In the past, Boston voters have tended to support candidates of their own race or ethnic group for political office. In fact, this has been a general national tendency. It is why some pundits assert that Barack Obama got 93 percent of the black vote in the November election. However, they ignore the fact that Lyndon Baines Johnson won 94 percent of the black vote in 1964. That is the year he signed the Civil Rights Act. There is reason to believe that the importance of policy issues will trump race at the polls in Boston’s mayoral election.
Blacks have had so few opportunities to vote for blacks for high office that they have become issue oriented. In the recent primary election for mayor of New York City, Bill de Blasio and William C. Thompson Jr. each received 42 percent of the black vote, according to New York Times exit polls. De Blasio is white and Thompson is black. They differed substantially on their support of the police “stop-and-frisk” policy, with de Blasio being more liberal in opposition to the present policy.

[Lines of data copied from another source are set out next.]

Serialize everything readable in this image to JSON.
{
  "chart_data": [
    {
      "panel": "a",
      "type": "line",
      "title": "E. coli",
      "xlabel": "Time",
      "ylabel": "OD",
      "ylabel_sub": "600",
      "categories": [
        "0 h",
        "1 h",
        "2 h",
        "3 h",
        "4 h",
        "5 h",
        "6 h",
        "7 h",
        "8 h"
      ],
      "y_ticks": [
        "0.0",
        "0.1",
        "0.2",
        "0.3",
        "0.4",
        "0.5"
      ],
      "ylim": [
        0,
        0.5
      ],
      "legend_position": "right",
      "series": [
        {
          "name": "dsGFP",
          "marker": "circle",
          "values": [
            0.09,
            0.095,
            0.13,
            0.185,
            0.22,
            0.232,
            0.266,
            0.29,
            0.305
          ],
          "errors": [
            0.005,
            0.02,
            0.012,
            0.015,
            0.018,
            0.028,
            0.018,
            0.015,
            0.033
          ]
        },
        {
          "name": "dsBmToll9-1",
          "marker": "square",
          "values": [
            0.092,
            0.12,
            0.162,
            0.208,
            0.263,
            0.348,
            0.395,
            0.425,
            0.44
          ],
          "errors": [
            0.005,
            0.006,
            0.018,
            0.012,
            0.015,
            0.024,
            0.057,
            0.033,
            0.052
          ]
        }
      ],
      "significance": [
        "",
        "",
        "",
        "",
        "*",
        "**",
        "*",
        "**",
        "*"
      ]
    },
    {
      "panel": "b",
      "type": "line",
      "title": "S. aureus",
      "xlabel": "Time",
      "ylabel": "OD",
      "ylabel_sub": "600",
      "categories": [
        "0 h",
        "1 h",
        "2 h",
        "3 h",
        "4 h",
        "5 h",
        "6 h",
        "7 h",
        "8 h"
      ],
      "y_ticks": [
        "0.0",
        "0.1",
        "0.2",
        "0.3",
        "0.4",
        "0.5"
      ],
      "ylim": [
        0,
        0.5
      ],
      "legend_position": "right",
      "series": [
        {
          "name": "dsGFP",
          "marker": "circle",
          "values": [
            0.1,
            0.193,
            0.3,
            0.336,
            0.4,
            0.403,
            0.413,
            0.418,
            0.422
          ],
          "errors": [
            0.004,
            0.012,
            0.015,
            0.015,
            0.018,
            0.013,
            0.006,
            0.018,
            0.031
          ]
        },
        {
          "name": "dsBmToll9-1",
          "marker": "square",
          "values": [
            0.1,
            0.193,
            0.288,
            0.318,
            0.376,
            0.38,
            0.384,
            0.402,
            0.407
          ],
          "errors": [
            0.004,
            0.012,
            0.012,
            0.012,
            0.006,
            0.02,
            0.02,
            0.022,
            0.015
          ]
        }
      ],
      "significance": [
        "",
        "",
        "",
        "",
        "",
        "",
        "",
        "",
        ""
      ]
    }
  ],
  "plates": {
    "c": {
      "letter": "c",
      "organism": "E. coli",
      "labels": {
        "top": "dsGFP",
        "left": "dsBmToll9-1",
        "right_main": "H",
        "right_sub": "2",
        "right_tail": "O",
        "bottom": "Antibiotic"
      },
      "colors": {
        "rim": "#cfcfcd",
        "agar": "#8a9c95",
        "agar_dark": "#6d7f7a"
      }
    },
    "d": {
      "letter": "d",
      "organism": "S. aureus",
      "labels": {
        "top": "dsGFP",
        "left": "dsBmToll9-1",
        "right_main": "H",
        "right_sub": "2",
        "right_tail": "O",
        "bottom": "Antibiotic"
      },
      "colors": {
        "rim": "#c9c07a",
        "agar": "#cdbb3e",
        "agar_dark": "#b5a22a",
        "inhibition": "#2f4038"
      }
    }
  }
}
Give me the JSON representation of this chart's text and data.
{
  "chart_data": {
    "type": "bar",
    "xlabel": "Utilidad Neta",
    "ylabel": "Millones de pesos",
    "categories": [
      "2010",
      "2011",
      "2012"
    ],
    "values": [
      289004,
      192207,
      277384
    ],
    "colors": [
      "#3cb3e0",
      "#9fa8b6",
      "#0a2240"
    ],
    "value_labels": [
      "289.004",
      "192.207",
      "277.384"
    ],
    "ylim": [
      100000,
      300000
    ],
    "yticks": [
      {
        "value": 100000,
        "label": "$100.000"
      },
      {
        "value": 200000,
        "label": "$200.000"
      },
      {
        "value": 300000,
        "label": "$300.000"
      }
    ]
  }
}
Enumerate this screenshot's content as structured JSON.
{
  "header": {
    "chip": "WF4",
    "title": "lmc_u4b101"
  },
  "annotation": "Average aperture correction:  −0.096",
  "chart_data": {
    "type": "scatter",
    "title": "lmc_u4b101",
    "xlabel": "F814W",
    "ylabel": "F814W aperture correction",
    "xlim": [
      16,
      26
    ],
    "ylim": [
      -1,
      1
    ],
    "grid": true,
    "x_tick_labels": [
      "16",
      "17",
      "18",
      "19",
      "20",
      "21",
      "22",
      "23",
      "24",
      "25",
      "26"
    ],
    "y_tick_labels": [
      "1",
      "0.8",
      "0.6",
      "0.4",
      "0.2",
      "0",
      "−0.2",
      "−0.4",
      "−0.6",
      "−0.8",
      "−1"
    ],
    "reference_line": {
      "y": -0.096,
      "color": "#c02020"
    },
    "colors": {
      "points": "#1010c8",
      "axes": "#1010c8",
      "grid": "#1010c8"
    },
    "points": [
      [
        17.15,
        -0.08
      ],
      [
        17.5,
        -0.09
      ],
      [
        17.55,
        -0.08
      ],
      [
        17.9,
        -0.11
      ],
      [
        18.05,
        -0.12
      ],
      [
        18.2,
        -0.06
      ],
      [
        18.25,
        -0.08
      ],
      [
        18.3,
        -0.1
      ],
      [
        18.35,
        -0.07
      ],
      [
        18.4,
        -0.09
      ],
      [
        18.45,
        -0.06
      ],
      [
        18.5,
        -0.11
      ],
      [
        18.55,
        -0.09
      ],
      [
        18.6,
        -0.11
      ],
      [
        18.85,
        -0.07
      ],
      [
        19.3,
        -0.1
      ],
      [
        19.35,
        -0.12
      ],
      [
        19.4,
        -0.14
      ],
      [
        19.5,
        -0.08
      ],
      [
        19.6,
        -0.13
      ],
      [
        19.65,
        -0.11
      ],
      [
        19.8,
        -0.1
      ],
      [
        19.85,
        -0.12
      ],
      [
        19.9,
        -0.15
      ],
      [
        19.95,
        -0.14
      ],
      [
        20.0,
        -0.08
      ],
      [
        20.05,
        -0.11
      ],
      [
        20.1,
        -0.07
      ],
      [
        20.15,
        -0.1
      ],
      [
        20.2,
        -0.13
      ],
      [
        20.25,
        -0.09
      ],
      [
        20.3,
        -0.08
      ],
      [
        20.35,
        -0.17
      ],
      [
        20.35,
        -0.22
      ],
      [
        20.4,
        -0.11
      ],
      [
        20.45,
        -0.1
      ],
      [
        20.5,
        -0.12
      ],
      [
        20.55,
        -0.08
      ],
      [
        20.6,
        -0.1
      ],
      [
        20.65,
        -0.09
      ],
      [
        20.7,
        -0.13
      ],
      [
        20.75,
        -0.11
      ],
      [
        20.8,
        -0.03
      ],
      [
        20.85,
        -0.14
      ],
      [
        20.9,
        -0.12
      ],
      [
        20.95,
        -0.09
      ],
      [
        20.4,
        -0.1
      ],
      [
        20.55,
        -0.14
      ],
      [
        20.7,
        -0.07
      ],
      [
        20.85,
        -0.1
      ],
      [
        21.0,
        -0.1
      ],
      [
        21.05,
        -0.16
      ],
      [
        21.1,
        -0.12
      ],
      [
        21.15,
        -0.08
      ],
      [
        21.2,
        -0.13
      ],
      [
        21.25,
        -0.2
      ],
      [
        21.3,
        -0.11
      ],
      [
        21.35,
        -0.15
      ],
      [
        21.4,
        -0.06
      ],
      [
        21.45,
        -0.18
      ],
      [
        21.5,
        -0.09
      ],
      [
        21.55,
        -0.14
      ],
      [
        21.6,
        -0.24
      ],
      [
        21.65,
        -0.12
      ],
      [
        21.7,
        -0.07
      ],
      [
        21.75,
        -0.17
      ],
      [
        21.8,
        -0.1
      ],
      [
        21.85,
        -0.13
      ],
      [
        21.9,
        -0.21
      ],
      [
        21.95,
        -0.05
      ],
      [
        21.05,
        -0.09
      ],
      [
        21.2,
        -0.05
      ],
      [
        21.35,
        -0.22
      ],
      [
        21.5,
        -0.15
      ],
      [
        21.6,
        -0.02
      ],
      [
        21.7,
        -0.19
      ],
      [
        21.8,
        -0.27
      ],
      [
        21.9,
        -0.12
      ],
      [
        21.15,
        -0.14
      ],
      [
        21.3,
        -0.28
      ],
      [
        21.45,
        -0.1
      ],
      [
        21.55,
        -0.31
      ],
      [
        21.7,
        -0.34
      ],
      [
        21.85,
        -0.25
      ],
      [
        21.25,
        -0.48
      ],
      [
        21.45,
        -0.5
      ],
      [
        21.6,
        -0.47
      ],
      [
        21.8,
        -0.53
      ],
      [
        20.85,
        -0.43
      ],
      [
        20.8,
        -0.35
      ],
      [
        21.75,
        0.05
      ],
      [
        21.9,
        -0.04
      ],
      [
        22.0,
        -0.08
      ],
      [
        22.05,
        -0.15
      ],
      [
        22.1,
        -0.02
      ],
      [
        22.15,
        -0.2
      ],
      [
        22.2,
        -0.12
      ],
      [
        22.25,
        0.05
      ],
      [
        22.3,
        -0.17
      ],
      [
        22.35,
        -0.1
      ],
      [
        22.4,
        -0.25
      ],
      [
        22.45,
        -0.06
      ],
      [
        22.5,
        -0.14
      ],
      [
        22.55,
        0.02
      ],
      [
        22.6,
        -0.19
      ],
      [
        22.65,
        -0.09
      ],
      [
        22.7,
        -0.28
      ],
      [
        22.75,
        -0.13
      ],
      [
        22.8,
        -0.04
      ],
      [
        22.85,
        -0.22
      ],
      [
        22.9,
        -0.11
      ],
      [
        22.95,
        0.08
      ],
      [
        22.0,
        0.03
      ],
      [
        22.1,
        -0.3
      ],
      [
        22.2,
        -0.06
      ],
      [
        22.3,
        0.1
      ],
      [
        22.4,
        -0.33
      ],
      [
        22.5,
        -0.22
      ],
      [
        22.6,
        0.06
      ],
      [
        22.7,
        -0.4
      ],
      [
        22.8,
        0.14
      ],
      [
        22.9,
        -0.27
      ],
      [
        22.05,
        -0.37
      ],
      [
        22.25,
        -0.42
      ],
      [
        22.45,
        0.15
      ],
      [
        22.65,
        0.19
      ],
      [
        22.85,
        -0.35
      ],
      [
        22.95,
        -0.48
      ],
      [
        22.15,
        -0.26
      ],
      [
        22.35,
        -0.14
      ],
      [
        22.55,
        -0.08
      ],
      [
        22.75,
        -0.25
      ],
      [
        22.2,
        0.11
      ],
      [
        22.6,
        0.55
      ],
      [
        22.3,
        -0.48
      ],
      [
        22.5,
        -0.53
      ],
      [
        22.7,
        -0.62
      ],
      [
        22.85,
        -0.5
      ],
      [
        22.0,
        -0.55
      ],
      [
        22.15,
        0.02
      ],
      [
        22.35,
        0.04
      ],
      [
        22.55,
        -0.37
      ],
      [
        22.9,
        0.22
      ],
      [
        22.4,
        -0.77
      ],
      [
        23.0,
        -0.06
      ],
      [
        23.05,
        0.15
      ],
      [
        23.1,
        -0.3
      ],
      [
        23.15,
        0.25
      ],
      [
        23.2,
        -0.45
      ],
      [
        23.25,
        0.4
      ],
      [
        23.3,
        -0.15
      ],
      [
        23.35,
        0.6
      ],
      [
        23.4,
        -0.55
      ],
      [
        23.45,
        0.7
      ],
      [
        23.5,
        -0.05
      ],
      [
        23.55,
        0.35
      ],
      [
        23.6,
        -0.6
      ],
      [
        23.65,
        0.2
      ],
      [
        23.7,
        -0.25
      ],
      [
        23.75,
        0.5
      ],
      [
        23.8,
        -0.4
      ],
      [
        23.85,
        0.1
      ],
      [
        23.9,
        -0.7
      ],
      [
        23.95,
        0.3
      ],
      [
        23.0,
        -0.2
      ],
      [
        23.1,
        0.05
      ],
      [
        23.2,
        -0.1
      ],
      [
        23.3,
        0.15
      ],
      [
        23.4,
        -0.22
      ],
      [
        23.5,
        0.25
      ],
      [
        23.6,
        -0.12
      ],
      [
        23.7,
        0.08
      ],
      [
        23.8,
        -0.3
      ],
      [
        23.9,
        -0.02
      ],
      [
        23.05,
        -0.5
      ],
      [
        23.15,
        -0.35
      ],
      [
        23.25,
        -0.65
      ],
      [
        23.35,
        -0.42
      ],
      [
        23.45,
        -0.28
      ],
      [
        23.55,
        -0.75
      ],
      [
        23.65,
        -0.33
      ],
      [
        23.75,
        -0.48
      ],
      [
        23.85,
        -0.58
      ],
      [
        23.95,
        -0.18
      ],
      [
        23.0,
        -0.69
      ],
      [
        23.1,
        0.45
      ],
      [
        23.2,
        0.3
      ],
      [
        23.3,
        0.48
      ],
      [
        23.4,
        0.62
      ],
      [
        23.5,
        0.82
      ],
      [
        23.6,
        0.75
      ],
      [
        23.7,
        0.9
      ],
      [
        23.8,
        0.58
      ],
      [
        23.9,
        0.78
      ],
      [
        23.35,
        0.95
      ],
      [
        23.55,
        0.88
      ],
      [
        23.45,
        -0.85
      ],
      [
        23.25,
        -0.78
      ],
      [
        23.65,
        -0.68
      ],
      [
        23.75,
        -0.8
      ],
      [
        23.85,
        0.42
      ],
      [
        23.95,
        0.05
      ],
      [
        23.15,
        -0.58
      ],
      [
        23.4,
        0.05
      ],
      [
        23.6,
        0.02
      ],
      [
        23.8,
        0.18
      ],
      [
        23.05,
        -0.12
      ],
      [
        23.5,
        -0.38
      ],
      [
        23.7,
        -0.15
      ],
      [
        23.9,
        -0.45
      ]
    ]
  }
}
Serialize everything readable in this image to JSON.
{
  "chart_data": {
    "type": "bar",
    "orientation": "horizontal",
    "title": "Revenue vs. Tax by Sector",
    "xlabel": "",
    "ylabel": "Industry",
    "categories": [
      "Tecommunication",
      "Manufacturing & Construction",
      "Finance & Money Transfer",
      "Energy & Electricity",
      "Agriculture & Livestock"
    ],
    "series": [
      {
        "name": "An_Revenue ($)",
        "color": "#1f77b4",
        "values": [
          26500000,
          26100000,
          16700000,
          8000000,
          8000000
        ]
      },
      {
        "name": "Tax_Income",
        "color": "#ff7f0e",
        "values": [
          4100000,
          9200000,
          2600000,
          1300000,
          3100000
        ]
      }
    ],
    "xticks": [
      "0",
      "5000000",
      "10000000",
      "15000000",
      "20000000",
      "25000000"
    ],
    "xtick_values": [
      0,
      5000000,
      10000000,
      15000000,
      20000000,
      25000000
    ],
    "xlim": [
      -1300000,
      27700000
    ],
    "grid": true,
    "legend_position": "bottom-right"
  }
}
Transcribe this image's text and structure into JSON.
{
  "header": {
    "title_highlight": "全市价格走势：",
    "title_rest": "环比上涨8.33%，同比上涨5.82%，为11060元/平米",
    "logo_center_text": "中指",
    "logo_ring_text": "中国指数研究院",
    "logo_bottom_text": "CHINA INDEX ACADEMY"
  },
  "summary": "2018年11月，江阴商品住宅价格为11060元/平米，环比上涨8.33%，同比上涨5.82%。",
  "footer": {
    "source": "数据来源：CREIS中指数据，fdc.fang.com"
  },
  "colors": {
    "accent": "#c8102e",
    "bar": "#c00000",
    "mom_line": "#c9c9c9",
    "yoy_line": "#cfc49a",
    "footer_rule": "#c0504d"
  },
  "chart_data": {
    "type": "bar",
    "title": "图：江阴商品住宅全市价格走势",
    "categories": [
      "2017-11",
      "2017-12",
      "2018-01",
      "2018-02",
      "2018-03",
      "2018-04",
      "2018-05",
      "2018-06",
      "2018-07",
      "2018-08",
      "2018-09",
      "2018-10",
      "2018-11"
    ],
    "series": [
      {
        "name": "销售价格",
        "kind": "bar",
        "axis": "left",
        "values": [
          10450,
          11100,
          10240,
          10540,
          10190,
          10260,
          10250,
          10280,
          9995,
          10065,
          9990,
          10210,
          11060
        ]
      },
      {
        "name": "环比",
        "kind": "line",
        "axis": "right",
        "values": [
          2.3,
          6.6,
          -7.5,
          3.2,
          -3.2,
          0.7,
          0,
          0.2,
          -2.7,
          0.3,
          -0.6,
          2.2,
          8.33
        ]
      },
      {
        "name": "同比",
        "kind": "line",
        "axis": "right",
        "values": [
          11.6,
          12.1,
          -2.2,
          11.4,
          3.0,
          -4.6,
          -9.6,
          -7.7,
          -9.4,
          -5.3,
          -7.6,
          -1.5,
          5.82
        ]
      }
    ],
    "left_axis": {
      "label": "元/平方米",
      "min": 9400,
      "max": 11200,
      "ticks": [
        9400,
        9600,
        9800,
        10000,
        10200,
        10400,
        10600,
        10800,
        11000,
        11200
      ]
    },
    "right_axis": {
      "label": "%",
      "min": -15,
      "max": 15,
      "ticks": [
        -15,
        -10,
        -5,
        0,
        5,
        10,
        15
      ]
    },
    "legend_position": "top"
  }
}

For the past 20 years, Mayor Thomas Menino set the course for the city of Boston. With his retirement the two candidates contending to replace him will be forced to establish their own unique vision for the city. Those head-to-head debates should be much more helpful in informing the public than were the confusing comments of 11 active participants in the preliminary election.
It is highly likely that black voters will find support for various public-policy issues to be more significant than voting as a racial bloc. Many mayoral candidates seemed to be able to assemble a multiracial group of supporters during the primary campaign.
Perhaps Boston is becoming more cosmopolitan, and the character and qualifications of political candidates are now more important than their religious or racial affiliations.